Last week, Indigenous leader José Hugo Briones Taricuarima was shot while hunting in the forest. Despite his injuries, he managed to return to the community center, where he received aid and helped raise the alarm.
This attack is yet another example of the growing violence against Indigenous communities as criminal economies expand across the Amazon – a reality that fellow leader Miguel Guimaraes from Flor de Ucayali denounced at the United Nations that same week.
Just months earlier, Amazon Watch had visited Flor de Ucayali to install a new solar-powered high-speed internet system as part of our Power to the Protectors initiative. This program, in partnership with Empowered by Light and FECONAU, brought similar installations to 14 other communities. The system has now proven critical to the community’s safety.
Immediately after José Briones returned to the village, local leaders used the system to report the attack, demand government protection, and request urgent medical attention. They also contacted our Amazon Defenders Fund (ADF) to request an emergency grant for transportation to the nearest hospital – a four-hour journey by boat.
Flor de Ucayali has endured increasing pressure from drug traffickers since 2021. Indigenous organizations believe this attack was a reprisal for the community’s recent efforts to revive its Forest Patrol Committee and for joint police and military operations that destroyed illegal coca fields in the area.
In response, Indigenous organizations Aidesep, ORAU, and Feconau organized a delegation and traveled to Flor de Ucayali to hold an emergency assembly an agreed on the creation of Flor de Ucayali’s “Self-defense System,” which will include permanent forest patrolling, self-defense protocols, and direct communication with national authorities.
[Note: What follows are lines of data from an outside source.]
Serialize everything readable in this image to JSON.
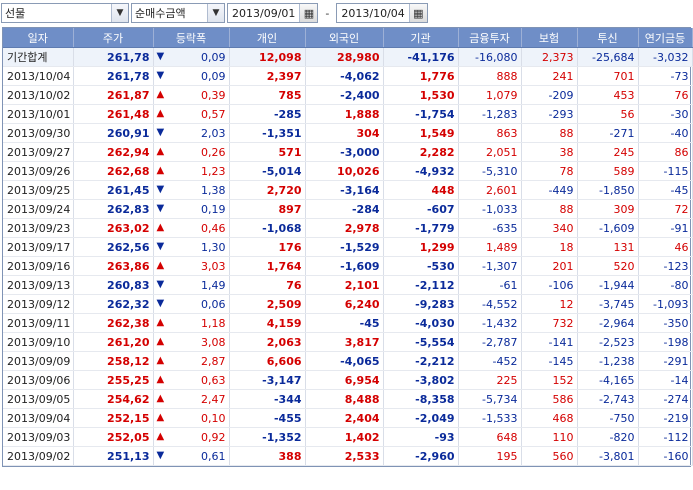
{
  "toolbar": {
    "market_select": "선물",
    "type_select": "순매수금액",
    "date_from": "2013/09/01",
    "date_sep": "-",
    "date_to": "2013/10/04"
  },
  "columns": [
    "일자",
    "주가",
    "등락폭",
    "개인",
    "외국인",
    "기관",
    "금융투자",
    "보험",
    "투신",
    "연기금등"
  ],
  "rows": [
    {
      "date": "기간합계",
      "price": "261,78",
      "dir": "down",
      "chg": "0,09",
      "indiv": "12,098",
      "foreign": "28,980",
      "inst": "-41,176",
      "fin": "-16,080",
      "ins": "2,373",
      "trust": "-25,684",
      "pension": "-3,032",
      "sum": true
    },
    {
      "date": "2013/10/04",
      "price": "261,78",
      "dir": "down",
      "chg": "0,09",
      "indiv": "2,397",
      "foreign": "-4,062",
      "inst": "1,776",
      "fin": "888",
      "ins": "241",
      "trust": "701",
      "pension": "-73"
    },
    {
      "date": "2013/10/02",
      "price": "261,87",
      "dir": "up",
      "chg": "0,39",
      "indiv": "785",
      "foreign": "-2,400",
      "inst": "1,530",
      "fin": "1,079",
      "ins": "-209",
      "trust": "453",
      "pension": "76"
    },
    {
      "date": "2013/10/01",
      "price": "261,48",
      "dir": "up",
      "chg": "0,57",
      "indiv": "-285",
      "foreign": "1,888",
      "inst": "-1,754",
      "fin": "-1,283",
      "ins": "-293",
      "trust": "56",
      "pension": "-30"
    },
    {
      "date": "2013/09/30",
      "price": "260,91",
      "dir": "down",
      "chg": "2,03",
      "indiv": "-1,351",
      "foreign": "304",
      "inst": "1,549",
      "fin": "863",
      "ins": "88",
      "trust": "-271",
      "pension": "-40"
    },
    {
      "date": "2013/09/27",
      "price": "262,94",
      "dir": "up",
      "chg": "0,26",
      "indiv": "571",
      "foreign": "-3,000",
      "inst": "2,282",
      "fin": "2,051",
      "ins": "38",
      "trust": "245",
      "pension": "86"
    },
    {
      "date": "2013/09/26",
      "price": "262,68",
      "dir": "up",
      "chg": "1,23",
      "indiv": "-5,014",
      "foreign": "10,026",
      "inst": "-4,932",
      "fin": "-5,310",
      "ins": "78",
      "trust": "589",
      "pension": "-115"
    },
    {
      "date": "2013/09/25",
      "price": "261,45",
      "dir": "down",
      "chg": "1,38",
      "indiv": "2,720",
      "foreign": "-3,164",
      "inst": "448",
      "fin": "2,601",
      "ins": "-449",
      "trust": "-1,850",
      "pension": "-45"
    },
    {
      "date": "2013/09/24",
      "price": "262,83",
      "dir": "down",
      "chg": "0,19",
      "indiv": "897",
      "foreign": "-284",
      "inst": "-607",
      "fin": "-1,033",
      "ins": "88",
      "trust": "309",
      "pension": "72"
    },
    {
      "date": "2013/09/23",
      "price": "263,02",
      "dir": "up",
      "chg": "0,46",
      "indiv": "-1,068",
      "foreign": "2,978",
      "inst": "-1,779",
      "fin": "-635",
      "ins": "340",
      "trust": "-1,609",
      "pension": "-91"
    },
    {
      "date": "2013/09/17",
      "price": "262,56",
      "dir": "down",
      "chg": "1,30",
      "indiv": "176",
      "foreign": "-1,529",
      "inst": "1,299",
      "fin": "1,489",
      "ins": "18",
      "trust": "131",
      "pension": "46"
    },
    {
      "date": "2013/09/16",
      "price": "263,86",
      "dir": "up",
      "chg": "3,03",
      "indiv": "1,764",
      "foreign": "-1,609",
      "inst": "-530",
      "fin": "-1,307",
      "ins": "201",
      "trust": "520",
      "pension": "-123"
    },
    {
      "date": "2013/09/13",
      "price": "260,83",
      "dir": "down",
      "chg": "1,49",
      "indiv": "76",
      "foreign": "2,101",
      "inst": "-2,112",
      "fin": "-61",
      "ins": "-106",
      "trust": "-1,944",
      "pension": "-80"
    },
    {
      "date": "2013/09/12",
      "price": "262,32",
      "dir": "down",
      "chg": "0,06",
      "indiv": "2,509",
      "foreign": "6,240",
      "inst": "-9,283",
      "fin": "-4,552",
      "ins": "12",
      "trust": "-3,745",
      "pension": "-1,093"
    },
    {
      "date": "2013/09/11",
      "price": "262,38",
      "dir": "up",
      "chg": "1,18",
      "indiv": "4,159",
      "foreign": "-45",
      "inst": "-4,030",
      "fin": "-1,432",
      "ins": "732",
      "trust": "-2,964",
      "pension": "-350"
    },
    {
      "date": "2013/09/10",
      "price": "261,20",
      "dir": "up",
      "chg": "3,08",
      "indiv": "2,063",
      "foreign": "3,817",
      "inst": "-5,554",
      "fin": "-2,787",
      "ins": "-141",
      "trust": "-2,523",
      "pension": "-198"
    },
    {
      "date": "2013/09/09",
      "price": "258,12",
      "dir": "up",
      "chg": "2,87",
      "indiv": "6,606",
      "foreign": "-4,065",
      "inst": "-2,212",
      "fin": "-452",
      "ins": "-145",
      "trust": "-1,238",
      "pension": "-291"
    },
    {
      "date": "2013/09/06",
      "price": "255,25",
      "dir": "up",
      "chg": "0,63",
      "indiv": "-3,147",
      "foreign": "6,954",
      "inst": "-3,802",
      "fin": "225",
      "ins": "152",
      "trust": "-4,165",
      "pension": "-14"
    },
    {
      "date": "2013/09/05",
      "price": "254,62",
      "dir": "up",
      "chg": "2,47",
      "indiv": "-344",
      "foreign": "8,488",
      "inst": "-8,358",
      "fin": "-5,734",
      "ins": "586",
      "trust": "-2,743",
      "pension": "-274"
    },
    {
      "date": "2013/09/04",
      "price": "252,15",
      "dir": "up",
      "chg": "0,10",
      "indiv": "-455",
      "foreign": "2,404",
      "inst": "-2,049",
      "fin": "-1,533",
      "ins": "468",
      "trust": "-750",
      "pension": "-219"
    },
    {
      "date": "2013/09/03",
      "price": "252,05",
      "dir": "up",
      "chg": "0,92",
      "indiv": "-1,352",
      "foreign": "1,402",
      "inst": "-93",
      "fin": "648",
      "ins": "110",
      "trust": "-820",
      "pension": "-112"
    },
    {
      "date": "2013/09/02",
      "price": "251,13",
      "dir": "down",
      "chg": "0,61",
      "indiv": "388",
      "foreign": "2,533",
      "inst": "-2,960",
      "fin": "195",
      "ins": "560",
      "trust": "-3,801",
      "pension": "-160"
    }
  ]
}
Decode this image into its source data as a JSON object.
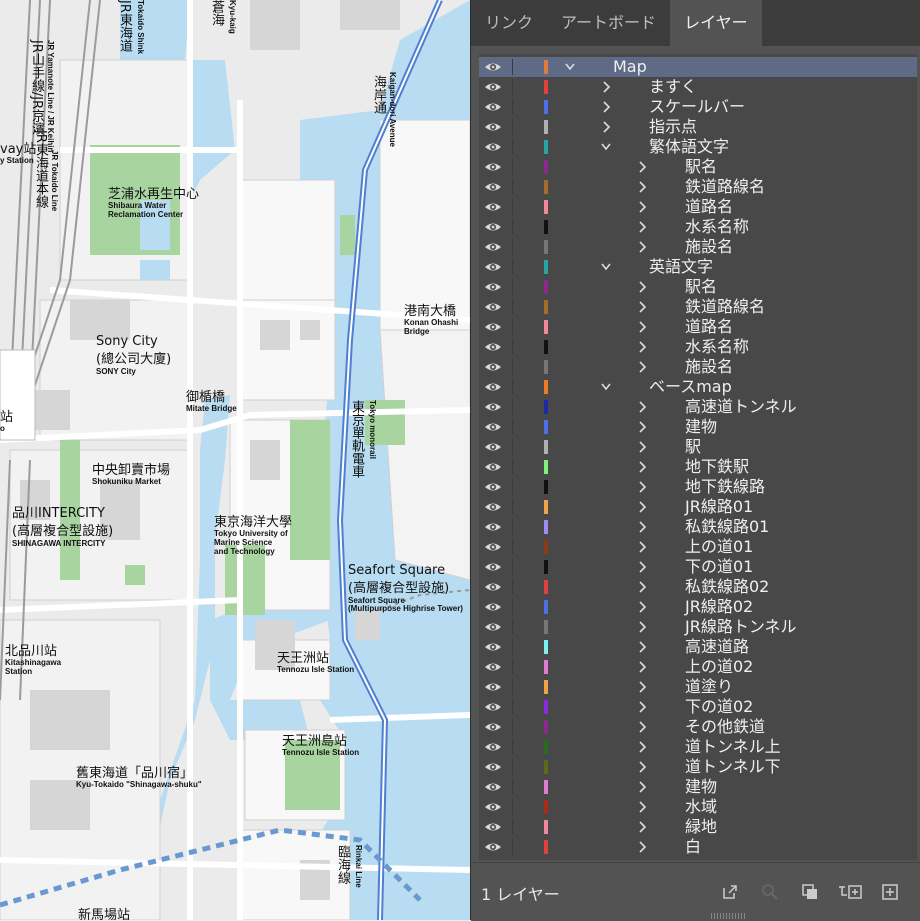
{
  "map": {
    "labels": [
      {
        "key": "shibaura",
        "ja": "芝浦水再生中心",
        "en1": "Shibaura Water",
        "en2": "Reclamation Center"
      },
      {
        "key": "sony",
        "ja": "Sony City",
        "ja2": "(總公司大廈)",
        "en1": "SONY City"
      },
      {
        "key": "mitate",
        "ja": "御楯橋",
        "en1": "Mitate Bridge"
      },
      {
        "key": "shokuniku",
        "ja": "中央卸賣市場",
        "en1": "Shokuniku Market"
      },
      {
        "key": "intercity",
        "ja": "品川INTERCITY",
        "ja2": "(高層複合型設施)",
        "en1": "SHINAGAWA INTERCITY"
      },
      {
        "key": "kaiyo",
        "ja": "東京海洋大學",
        "en1": "Tokyo University of",
        "en2": "Marine Science",
        "en3": "and Technology"
      },
      {
        "key": "seafort",
        "ja": "Seafort Square",
        "ja2": "(高層複合型設施)",
        "en1": "Seafort Square",
        "en2": "(Multipurpose Highrise Tower)"
      },
      {
        "key": "konan",
        "ja": "港南大橋",
        "en1": "Konan Ohashi",
        "en2": "Bridge"
      },
      {
        "key": "tennozu_mono",
        "ja": "天王洲站",
        "en1": "Tennozu Isle Station"
      },
      {
        "key": "tennozu_rinkai",
        "ja": "天王洲島站",
        "en1": "Tennozu Isle Station"
      },
      {
        "key": "kitashinagawa",
        "ja": "北品川站",
        "en1": "Kitashinagawa",
        "en2": "Station"
      },
      {
        "key": "kyu_tokaido",
        "ja": "舊東海道「品川宿」",
        "en1": "Kyu-Tokaido \"Shinagawa-shuku\""
      },
      {
        "key": "shinbanba",
        "ja": "新馬場站"
      },
      {
        "key": "way_station",
        "ja": "vay站",
        "en1": "y Station"
      },
      {
        "key": "station_cut",
        "ja": "站",
        "en1": "o"
      }
    ],
    "vertical": {
      "yamanote": "JR山手線/JR京濱",
      "yamanote_en": "JR Yamanote Line / JR Keihin",
      "jr_tokaido": "JR東海道",
      "jr_tokaido_en": "Tokaido Shink",
      "jr_tokaido_main": "JR東海道本線",
      "jr_tokaido_main_en": "JR Tokaido Line",
      "kaigan": "海岸通",
      "kaigan_en": "Kaigan-dori Avenue",
      "monorail": "東京單軌電車",
      "monorail_en": "Tokyo monorail",
      "rinkai": "臨海線",
      "rinkai_en": "Rinkai Line",
      "top1": "蒼海",
      "top1_en": "Kyu-kaig"
    }
  },
  "panel": {
    "tabs": [
      "リンク",
      "アートボード",
      "レイヤー"
    ],
    "active_tab": "レイヤー",
    "layers": [
      {
        "name": "Map",
        "level": 0,
        "expanded": true,
        "color": "#e07b39",
        "selected": true
      },
      {
        "name": "ますく",
        "level": 1,
        "expanded": false,
        "color": "#e0413f"
      },
      {
        "name": "スケールバー",
        "level": 1,
        "expanded": false,
        "color": "#4f6fe6"
      },
      {
        "name": "指示点",
        "level": 1,
        "expanded": false,
        "color": "#b0b0b0"
      },
      {
        "name": "繁体語文字",
        "level": 1,
        "expanded": true,
        "color": "#27a6a6"
      },
      {
        "name": "駅名",
        "level": 2,
        "expanded": false,
        "color": "#8a2a8a"
      },
      {
        "name": "鉄道路線名",
        "level": 2,
        "expanded": false,
        "color": "#a36d2a"
      },
      {
        "name": "道路名",
        "level": 2,
        "expanded": false,
        "color": "#f08a9a"
      },
      {
        "name": "水系名称",
        "level": 2,
        "expanded": false,
        "color": "#111111"
      },
      {
        "name": "施設名",
        "level": 2,
        "expanded": false,
        "color": "#777777"
      },
      {
        "name": "英語文字",
        "level": 1,
        "expanded": true,
        "color": "#27a6a6"
      },
      {
        "name": "駅名",
        "level": 2,
        "expanded": false,
        "color": "#8a2a8a"
      },
      {
        "name": "鉄道路線名",
        "level": 2,
        "expanded": false,
        "color": "#a36d2a"
      },
      {
        "name": "道路名",
        "level": 2,
        "expanded": false,
        "color": "#f08a9a"
      },
      {
        "name": "水系名称",
        "level": 2,
        "expanded": false,
        "color": "#111111"
      },
      {
        "name": "施設名",
        "level": 2,
        "expanded": false,
        "color": "#777777"
      },
      {
        "name": "ベースmap",
        "level": 1,
        "expanded": true,
        "color": "#f07a28"
      },
      {
        "name": "高速道トンネル",
        "level": 2,
        "expanded": false,
        "color": "#1c2aa8"
      },
      {
        "name": "建物",
        "level": 2,
        "expanded": false,
        "color": "#4f6fe6"
      },
      {
        "name": "駅",
        "level": 2,
        "expanded": false,
        "color": "#b0b0b0"
      },
      {
        "name": "地下鉄駅",
        "level": 2,
        "expanded": false,
        "color": "#7ef07e"
      },
      {
        "name": "地下鉄線路",
        "level": 2,
        "expanded": false,
        "color": "#111111"
      },
      {
        "name": "JR線路01",
        "level": 2,
        "expanded": false,
        "color": "#f0a24a"
      },
      {
        "name": "私鉄線路01",
        "level": 2,
        "expanded": false,
        "color": "#9a8ef0"
      },
      {
        "name": "上の道01",
        "level": 2,
        "expanded": false,
        "color": "#8a3a1a"
      },
      {
        "name": "下の道01",
        "level": 2,
        "expanded": false,
        "color": "#111111"
      },
      {
        "name": "私鉄線路02",
        "level": 2,
        "expanded": false,
        "color": "#e0413f"
      },
      {
        "name": "JR線路02",
        "level": 2,
        "expanded": false,
        "color": "#4f6fe6"
      },
      {
        "name": "JR線路トンネル",
        "level": 2,
        "expanded": false,
        "color": "#777777"
      },
      {
        "name": "高速道路",
        "level": 2,
        "expanded": false,
        "color": "#7ef0f0"
      },
      {
        "name": "上の道02",
        "level": 2,
        "expanded": false,
        "color": "#e07bd0"
      },
      {
        "name": "道塗り",
        "level": 2,
        "expanded": false,
        "color": "#f0a24a"
      },
      {
        "name": "下の道02",
        "level": 2,
        "expanded": false,
        "color": "#8a2ae0"
      },
      {
        "name": "その他鉄道",
        "level": 2,
        "expanded": false,
        "color": "#8a2a8a"
      },
      {
        "name": "道トンネル上",
        "level": 2,
        "expanded": false,
        "color": "#2a6a1a"
      },
      {
        "name": "道トンネル下",
        "level": 2,
        "expanded": false,
        "color": "#5a6a1a"
      },
      {
        "name": "建物",
        "level": 2,
        "expanded": false,
        "color": "#e07bd0"
      },
      {
        "name": "水域",
        "level": 2,
        "expanded": false,
        "color": "#a82a1a"
      },
      {
        "name": "緑地",
        "level": 2,
        "expanded": false,
        "color": "#f08a9a"
      },
      {
        "name": "白",
        "level": 2,
        "expanded": false,
        "color": "#e0413f"
      }
    ],
    "footer": {
      "layer_count": "1 レイヤー",
      "icons": [
        "collect-export-icon",
        "locate-object-icon",
        "make-clipping-mask-icon",
        "create-sublayer-icon",
        "new-layer-icon"
      ]
    }
  }
}
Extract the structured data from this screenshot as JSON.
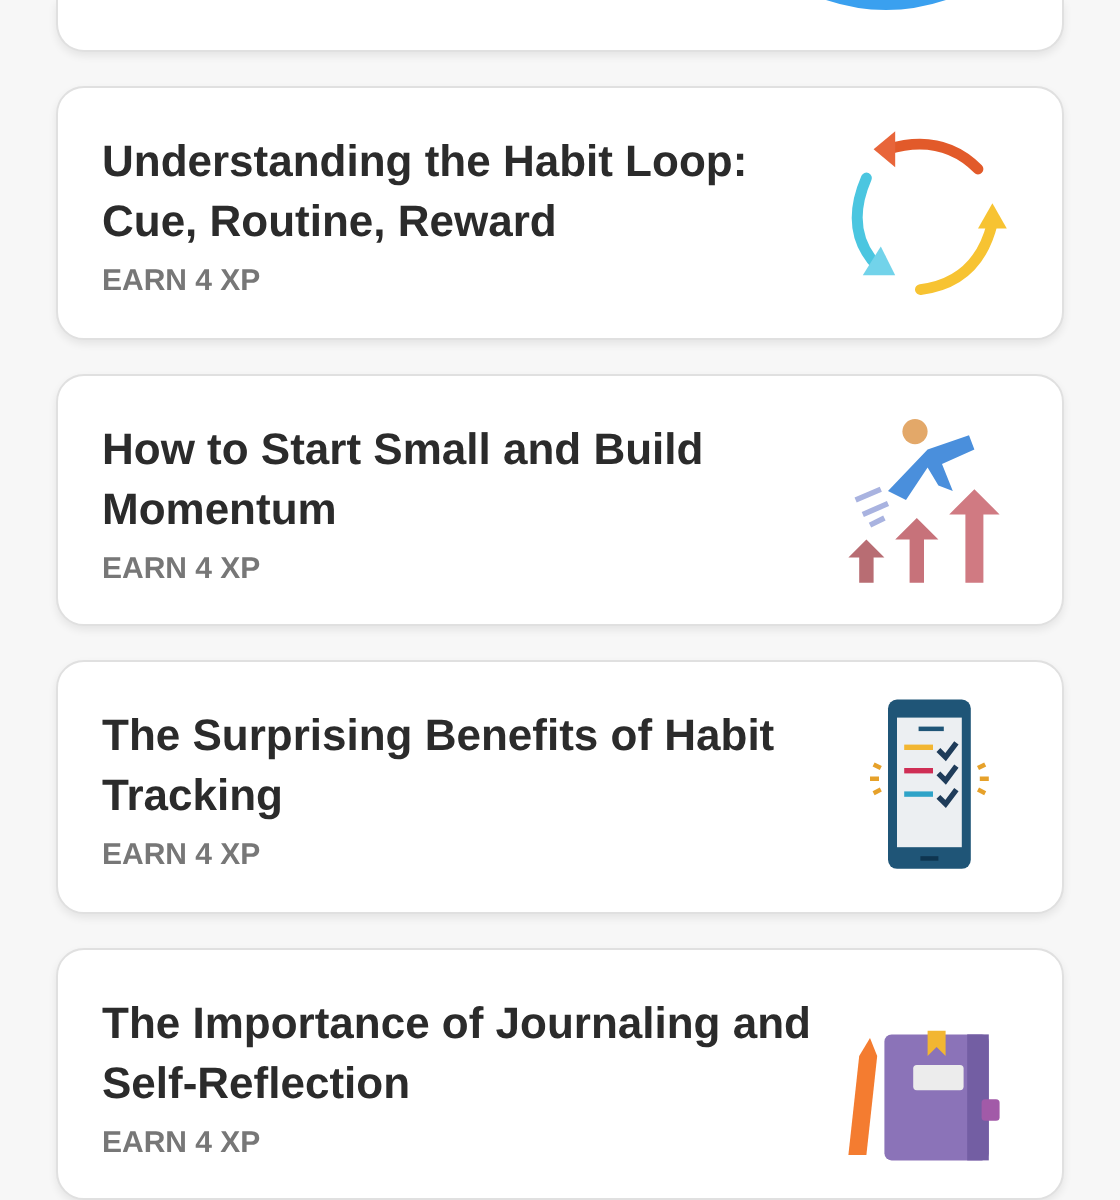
{
  "lessons": [
    {
      "title": "Understanding the Habit Loop: Cue, Routine, Reward",
      "reward": "EARN 4 XP"
    },
    {
      "title": "How to Start Small and Build Momentum",
      "reward": "EARN 4 XP"
    },
    {
      "title": "The Surprising Benefits of Habit Tracking",
      "reward": "EARN 4 XP"
    },
    {
      "title": "The Importance of Journaling and Self-Reflection",
      "reward": "EARN 4 XP"
    }
  ]
}
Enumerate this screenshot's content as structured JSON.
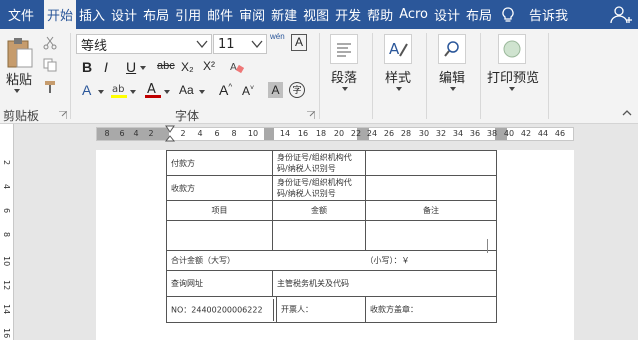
{
  "tabs": [
    "文件",
    "开始",
    "插入",
    "设计",
    "布局",
    "引用",
    "邮件",
    "审阅",
    "新建",
    "视图",
    "开发",
    "帮助",
    "Acro",
    "设计",
    "布局"
  ],
  "active_tab": "开始",
  "tell_me": "告诉我",
  "clipboard": {
    "paste_label": "粘贴",
    "group_label": "剪贴板"
  },
  "font": {
    "name": "等线",
    "size": "11",
    "wen": "wén",
    "A_box": "A",
    "bold": "B",
    "italic": "I",
    "underline": "U",
    "strike": "abc",
    "sub": "X₂",
    "sup": "X²",
    "Aa": "Aa",
    "grow": "A",
    "shrink": "A",
    "shade_A": "A",
    "circle": "字",
    "group_label": "字体"
  },
  "paragraph": {
    "label": "段落"
  },
  "styles": {
    "label": "样式"
  },
  "editing": {
    "label": "编辑"
  },
  "print_preview": {
    "label": "打印预览"
  },
  "ruler": {
    "numbers": [
      "8",
      "6",
      "4",
      "2",
      "2",
      "4",
      "6",
      "8",
      "10",
      "14",
      "16",
      "18",
      "20",
      "22",
      "24",
      "26",
      "28",
      "30",
      "32",
      "34",
      "36",
      "38",
      "40",
      "42",
      "44",
      "46"
    ]
  },
  "vruler": [
    "2",
    "4",
    "6",
    "8",
    "10",
    "12",
    "14",
    "16"
  ],
  "invoice": {
    "payer": "付款方",
    "payer_id": "身份证号/组织机构代码/纳税人识别号",
    "payee": "收款方",
    "payee_id": "身份证号/组织机构代码/纳税人识别号",
    "col_item": "项目",
    "col_amount": "金额",
    "col_note": "备注",
    "total_label": "合计金额（大写）",
    "total_small": "（小写）：￥",
    "query_url": "查询网址",
    "tax_office": "主管税务机关及代码",
    "no": "NO：24400200006222",
    "issuer": "开票人：",
    "seal": "收款方盖章："
  }
}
Indigenous organizations and allies, including the Instituto de Defensa Legal, have denounced the weakening of Peru’s national protection mechanism for human rights defenders and the government’s failure to curb coca cultivation in Indigenous territories.
At Amazon Watch, we remain steadfast in our commitment to support frontline communities like Flor de Ucayali through emergency grants and long-term partnerships. We will continue to advocate for stronger protection policies and community-led strategies from Amazonian governments and the international community.